Below you can find code tutorials for working with large language models.

Most of the code tutorials are written in Python and use the popular transformers library from Hugging Face. Additionally, most of the tutorials are written in Colab notebooks because Colab offers free (and optionally paid) access to GPUs — a special kind of hardware that is often required when using LLMs.

Word and Document Embeddings


Measuring Document Similarity with LLMs

📔 [Colab Notebook]

This code notebook demonstrates how you can use LLMs to explore which texts, or documents, are similar to each other in a given dataset. We explore narrative vs. non-narrative texts, historical poetry, and ChatGPT-generated poetry.


Measuring Word Similarity with BERT

📔 [Full Colab Notebook] [Demo with Results Only]

This code notebook demonstrates how to use a pre-trained BERT model to measure word similarity.

In this example, we look for words that have a similar vector to a query word from a collection of poems. The results are illustrative of what BERT vectors represent, but also of the limitations of the tokenization scheme that it uses.


Measuring Word Similarity with BERT (Spanish)
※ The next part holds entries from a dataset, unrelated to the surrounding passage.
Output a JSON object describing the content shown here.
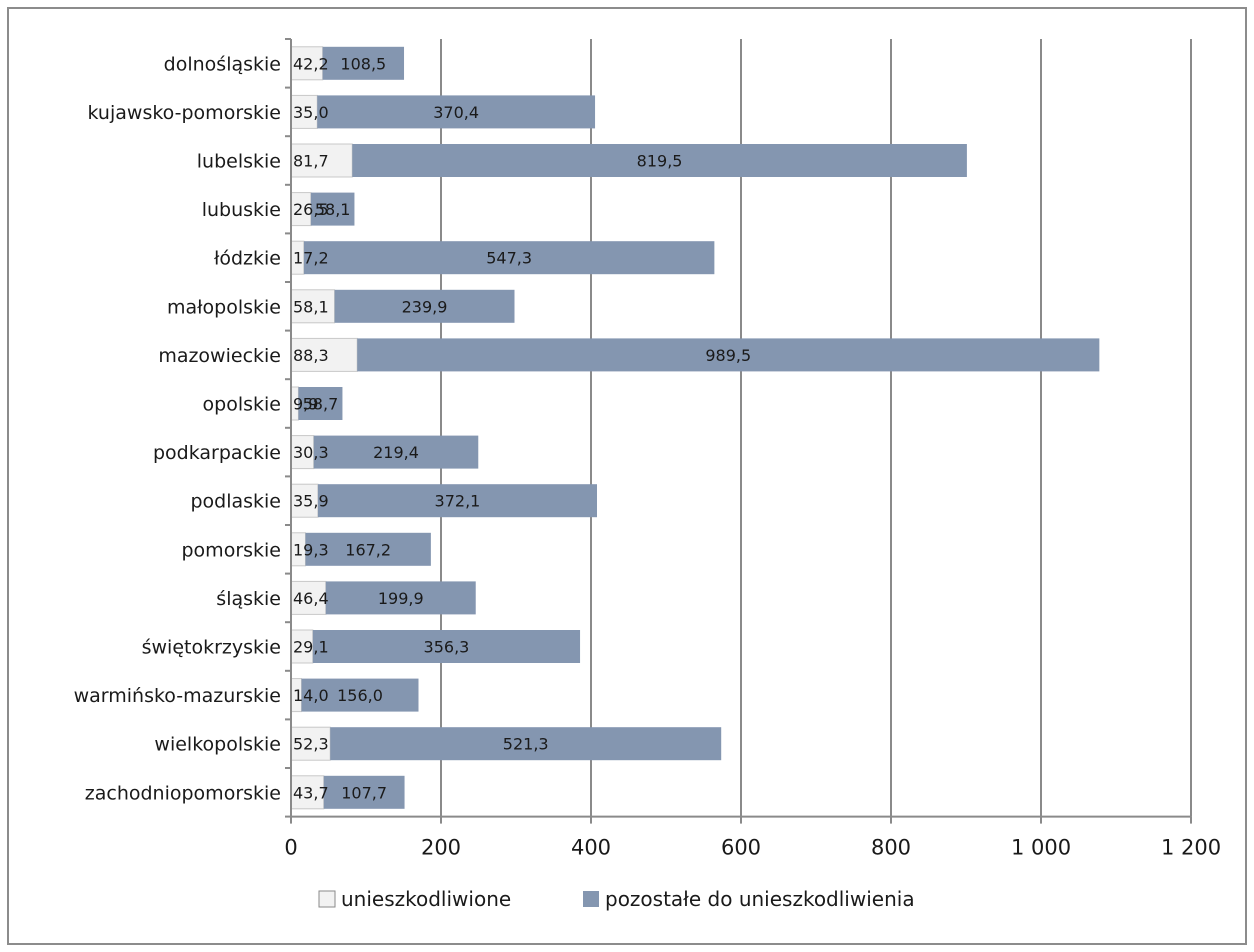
{
  "chart_data": {
    "type": "bar",
    "orientation": "horizontal",
    "stacked": true,
    "categories": [
      "dolnośląskie",
      "kujawsko-pomorskie",
      "lubelskie",
      "lubuskie",
      "łódzkie",
      "małopolskie",
      "mazowieckie",
      "opolskie",
      "podkarpackie",
      "podlaskie",
      "pomorskie",
      "śląskie",
      "świętokrzyskie",
      "warmińsko-mazurskie",
      "wielkopolskie",
      "zachodniopomorskie"
    ],
    "series": [
      {
        "name": "unieszkodliwione",
        "color": "#f2f2f2",
        "values": [
          42.2,
          35.0,
          81.7,
          26.5,
          17.2,
          58.1,
          88.3,
          9.9,
          30.3,
          35.9,
          19.3,
          46.4,
          29.1,
          14.0,
          52.3,
          43.7
        ],
        "labels": [
          "42,2",
          "35,0",
          "81,7",
          "26,5",
          "17,2",
          "58,1",
          "88,3",
          "9,9",
          "30,3",
          "35,9",
          "19,3",
          "46,4",
          "29,1",
          "14,0",
          "52,3",
          "43,7"
        ]
      },
      {
        "name": "pozostałe do unieszkodliwienia",
        "color": "#8496b0",
        "values": [
          108.5,
          370.4,
          819.5,
          58.1,
          547.3,
          239.9,
          989.5,
          58.7,
          219.4,
          372.1,
          167.2,
          199.9,
          356.3,
          156.0,
          521.3,
          107.7
        ],
        "labels": [
          "108,5",
          "370,4",
          "819,5",
          "58,1",
          "547,3",
          "239,9",
          "989,5",
          "58,7",
          "219,4",
          "372,1",
          "167,2",
          "199,9",
          "356,3",
          "156,0",
          "521,3",
          "107,7"
        ]
      }
    ],
    "xlim": [
      0,
      1200
    ],
    "xticks": [
      0,
      200,
      400,
      600,
      800,
      1000,
      1200
    ],
    "xtick_labels": [
      "0",
      "200",
      "400",
      "600",
      "800",
      "1 000",
      "1 200"
    ],
    "grid": "vertical",
    "legend": "bottom",
    "title": "",
    "xlabel": "",
    "ylabel": ""
  }
}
📔 [Full Colab Notebook Coming Soon!] [Demo with Results Only]


Text Classification


Zero-Shot Prompting with LLMs

📔 [Colab Notebook]

This code notebook demonstrate how users can set up a zero-shot classification task with an LLM and how they can evaluate different prompting strategies. With the current batch of powerful language models, this zero-short paradigm should be the first thing to try when evaluating a new task.

In this tutorial, we specifically explore how you can prompt a model to predict the genre of a book based on its Goodreads review and to predict whether a given passage is narrative or non-narrative text. But you should be able to use and modify this workflow for your own text classification needs.


Training and Fine-Tuning BERT for Classification: Classifying Goodreads Reviews By Book Genre

📔 [Colab Notebook]

This code notebook demonstrates how users can train and fine-tune a BERT model for text classification. We fine-tune a BERT model on Goodreads reviews from the UCSD Book Graph with the goal of predicting the genre of the book being reviewed.